Рассыпалось всё. Счастье мелко расцедилось по космосу. В волшебном вакууме некому восхищаться волшебством. Счастье было единым между предыдущим временем и следующим, когда все огромности столкнулись под шаров бильярдных чок. Всё наспех штопалось кое-как, нитками наружу, лишь бы увеличить вес бытия. Предварительная жизнь имела ничтожный возраст, когда, путая все даты, поволокли время по космическим кочкам, и первые звезды подавились ярким светом.
Между началом и концом осколки первых звезд под деревянно-рассыпчатый звук легли растянутым туманным обозом. Движенье между галактиками еще было беспошлинным. Появились, однако, концы у вселенной, которые уже можно было связать красивым узлом. А узлом связанные кружные пути можно среза?ть. Хотя об этом никто не знал, потому что в тумане некому было знать.
Между началом и концом жизнь началась не с первичного бульона, а с первичного тумана. Вернее, с его снега, нет, вернее, с его снежков, скомканных творящим жестом испорченной геометрии - выразительным жестом с намеком, что жизнь начинается, кажется, завтра.
Свет еще весело размешивался гранями невидимого стекла, а первоначальный день уже начался, долгий и сравнительно тусклый.
Откупорилась пробка, и голубым вином полилась жизнь, красиво коптя воздух.
Неотвратимое постижение не отворяло дверь никому, пока в эту дверь не постучал первый Я, еще ощущая свое Я как нетвердый предмет.
Между началом и концом, сохраняя ум в пустой тишине, кто-то смог увидеть, как идет время. Но взять в руки пинцет часовщика не значит стать часовщиком. И время шло, а значит шло к концу.
Между началом и концом, конечно, могло быть многое и до конца. Много воспоминаний. Другие места. Потрясающие пустяки. Чудеса. Достиженья однообразно велики. Залежи времени в гуще пространства. Черный блеск трепещущей бесконечности с гитарными изгибами. Ни пятнышка незанятого места в завитках улитки. Разгадки мероприятий космоса и трений случаев о совпадение ленивыми волнами. На конечной звездного маршрута палец мог коснуться скрипучей яблочной кожи границ вселенной.

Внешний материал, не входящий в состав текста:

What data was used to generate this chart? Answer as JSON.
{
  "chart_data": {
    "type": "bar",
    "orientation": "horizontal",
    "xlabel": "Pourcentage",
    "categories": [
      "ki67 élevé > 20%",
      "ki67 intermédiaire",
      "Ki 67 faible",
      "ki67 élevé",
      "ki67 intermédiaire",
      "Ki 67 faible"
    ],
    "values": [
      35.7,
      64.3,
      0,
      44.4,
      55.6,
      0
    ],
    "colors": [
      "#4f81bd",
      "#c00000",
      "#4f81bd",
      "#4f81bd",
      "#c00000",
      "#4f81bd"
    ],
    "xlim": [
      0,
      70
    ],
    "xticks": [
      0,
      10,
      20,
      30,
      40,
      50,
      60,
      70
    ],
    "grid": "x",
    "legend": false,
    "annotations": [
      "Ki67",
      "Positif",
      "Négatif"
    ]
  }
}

Между началом и концом вселенная получала пространство в рассрочку. По графику платежи за него нарастают. Исписаны все книжные поля. И нету комнаты в наем для сиротствующей в космосе планеты. Все формы созваны на полный съезд. Проходит время мимо окон, лист прощально пожелтел, надвинулись вековые облака, небо слетит с земной орбиты, взмахнет прочь от солнца, как неимущие птицы, с голубым цветом прощаясь, почернеет мерзлыми крыльями в далекой черноте, в тишине очередного исчезнувшего измерения. Космос уже не пытался изображать из себя силуэт пустоты и прочие привычные явления. Вернулась комета, а никто по ней не скучает, одна из ламп на солнце в последний раз лишь выбьъет ледяную пыль. Оплавлялись контуры света, параллельные линии не только скрещиваются, они провалились и снова станут параллельными.

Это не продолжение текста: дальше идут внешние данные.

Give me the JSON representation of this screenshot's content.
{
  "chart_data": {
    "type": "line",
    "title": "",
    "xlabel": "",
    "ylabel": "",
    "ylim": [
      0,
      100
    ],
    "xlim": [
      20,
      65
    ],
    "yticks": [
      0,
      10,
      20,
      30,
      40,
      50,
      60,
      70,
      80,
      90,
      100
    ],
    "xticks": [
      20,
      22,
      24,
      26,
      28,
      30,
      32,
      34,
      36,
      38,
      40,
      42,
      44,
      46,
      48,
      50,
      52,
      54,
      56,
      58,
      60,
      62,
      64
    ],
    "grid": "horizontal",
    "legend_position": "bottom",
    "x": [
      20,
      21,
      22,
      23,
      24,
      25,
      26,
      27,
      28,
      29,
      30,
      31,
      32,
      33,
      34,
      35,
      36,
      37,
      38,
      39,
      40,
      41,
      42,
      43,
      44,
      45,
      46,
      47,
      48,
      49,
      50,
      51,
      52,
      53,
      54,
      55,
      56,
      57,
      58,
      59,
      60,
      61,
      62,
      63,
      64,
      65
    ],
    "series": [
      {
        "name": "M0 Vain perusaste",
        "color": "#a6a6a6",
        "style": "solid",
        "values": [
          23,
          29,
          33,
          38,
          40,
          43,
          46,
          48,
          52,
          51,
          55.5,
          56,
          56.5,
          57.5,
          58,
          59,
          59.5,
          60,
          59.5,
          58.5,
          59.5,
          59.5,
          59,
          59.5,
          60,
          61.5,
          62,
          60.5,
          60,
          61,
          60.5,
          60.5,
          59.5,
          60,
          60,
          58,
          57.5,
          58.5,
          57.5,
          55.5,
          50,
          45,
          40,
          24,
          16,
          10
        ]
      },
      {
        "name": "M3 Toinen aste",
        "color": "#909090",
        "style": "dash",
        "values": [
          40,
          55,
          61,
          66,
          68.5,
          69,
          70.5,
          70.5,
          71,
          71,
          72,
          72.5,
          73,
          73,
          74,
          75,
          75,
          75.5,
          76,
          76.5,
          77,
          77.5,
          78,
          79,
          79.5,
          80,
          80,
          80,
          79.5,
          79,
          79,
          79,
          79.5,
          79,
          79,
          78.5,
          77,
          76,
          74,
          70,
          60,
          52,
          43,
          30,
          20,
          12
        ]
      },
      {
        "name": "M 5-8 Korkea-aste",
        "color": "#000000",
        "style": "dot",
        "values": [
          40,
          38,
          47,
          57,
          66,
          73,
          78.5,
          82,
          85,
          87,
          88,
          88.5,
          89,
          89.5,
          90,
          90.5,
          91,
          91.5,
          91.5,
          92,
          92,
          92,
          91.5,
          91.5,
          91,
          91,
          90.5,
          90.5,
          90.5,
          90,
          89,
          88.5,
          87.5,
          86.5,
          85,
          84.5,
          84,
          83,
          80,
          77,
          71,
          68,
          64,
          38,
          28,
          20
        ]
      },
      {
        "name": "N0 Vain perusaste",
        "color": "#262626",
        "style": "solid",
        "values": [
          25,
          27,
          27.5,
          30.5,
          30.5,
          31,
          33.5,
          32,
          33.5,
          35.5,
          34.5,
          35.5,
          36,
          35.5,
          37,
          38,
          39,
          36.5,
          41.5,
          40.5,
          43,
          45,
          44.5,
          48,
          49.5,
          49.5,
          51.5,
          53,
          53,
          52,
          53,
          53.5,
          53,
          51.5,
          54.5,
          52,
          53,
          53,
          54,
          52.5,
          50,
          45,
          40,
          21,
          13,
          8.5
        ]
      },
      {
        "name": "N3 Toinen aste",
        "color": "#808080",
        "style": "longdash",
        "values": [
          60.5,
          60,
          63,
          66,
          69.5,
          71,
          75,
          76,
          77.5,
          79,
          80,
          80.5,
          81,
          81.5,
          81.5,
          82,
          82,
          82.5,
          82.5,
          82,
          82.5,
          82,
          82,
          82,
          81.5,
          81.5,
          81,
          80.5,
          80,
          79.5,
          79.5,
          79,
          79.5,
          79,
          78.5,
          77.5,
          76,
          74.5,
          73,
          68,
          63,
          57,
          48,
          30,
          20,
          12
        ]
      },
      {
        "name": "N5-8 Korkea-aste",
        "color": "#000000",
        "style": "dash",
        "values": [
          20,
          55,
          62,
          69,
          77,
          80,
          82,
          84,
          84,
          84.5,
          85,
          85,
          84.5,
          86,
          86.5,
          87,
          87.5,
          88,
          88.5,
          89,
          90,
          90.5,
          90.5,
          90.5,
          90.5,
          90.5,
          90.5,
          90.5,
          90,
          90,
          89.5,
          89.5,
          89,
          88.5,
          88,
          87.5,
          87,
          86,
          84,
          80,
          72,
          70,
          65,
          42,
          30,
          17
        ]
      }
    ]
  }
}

Начало и конец. И не только конец мира в дальнейшем росте времени в притаившемся вакууме. Конец знаний. И если для мира это вполне умиротворенное завершение, то для знания это издевка, беспомощное чувство. В невесомости слеза. Нет умиротворения для знания. Можно эту издевку себе представить. Распахните окна, устройте сквозняк. Разложите книги на солнечном полу библиотеки. Пусть сквозняк листает страницы, пусть он быстро ходит взад-вперед. Книги лежат, ветер их бешено вращает; и они ждут, что их сейчас вот начнут так жадно читать, как жадно листает ветер. Вот умора, эти одураченные книги.
Начало и конец. А между ними. Момент долгого отупения прелестью утреннего ровного зеленого луга. Очнувшись в поиске предчувствия, вы видите в сторонке на краю зеленого луга злорадно уставившуюся на вас огромными прекрасными глазами жующую пятнистую буренку.
Все это видно в открытое окно кабинета, обжитого десятилетиями. А в верхнем ящике древнейшего тяжелого стола лежит пустой пыльный стакан. Его предназначение понятно, стакан можно заполнить раствором трех умов Марата, Баландина и Семенова. И стакан еще не полон.
Что одержит верх в стакане. Мятежность мысли, стройность фантазии, длина прозрения. Победа не в доминировании. Власть - это страх или любовь. Противоположности Нет, лишь крайние осколки. Осколки бесконечности, расщепленной щербатыми рядами. Бесконечными рядами, но беднеющими. Голыми, стыдливыми и прячущимися.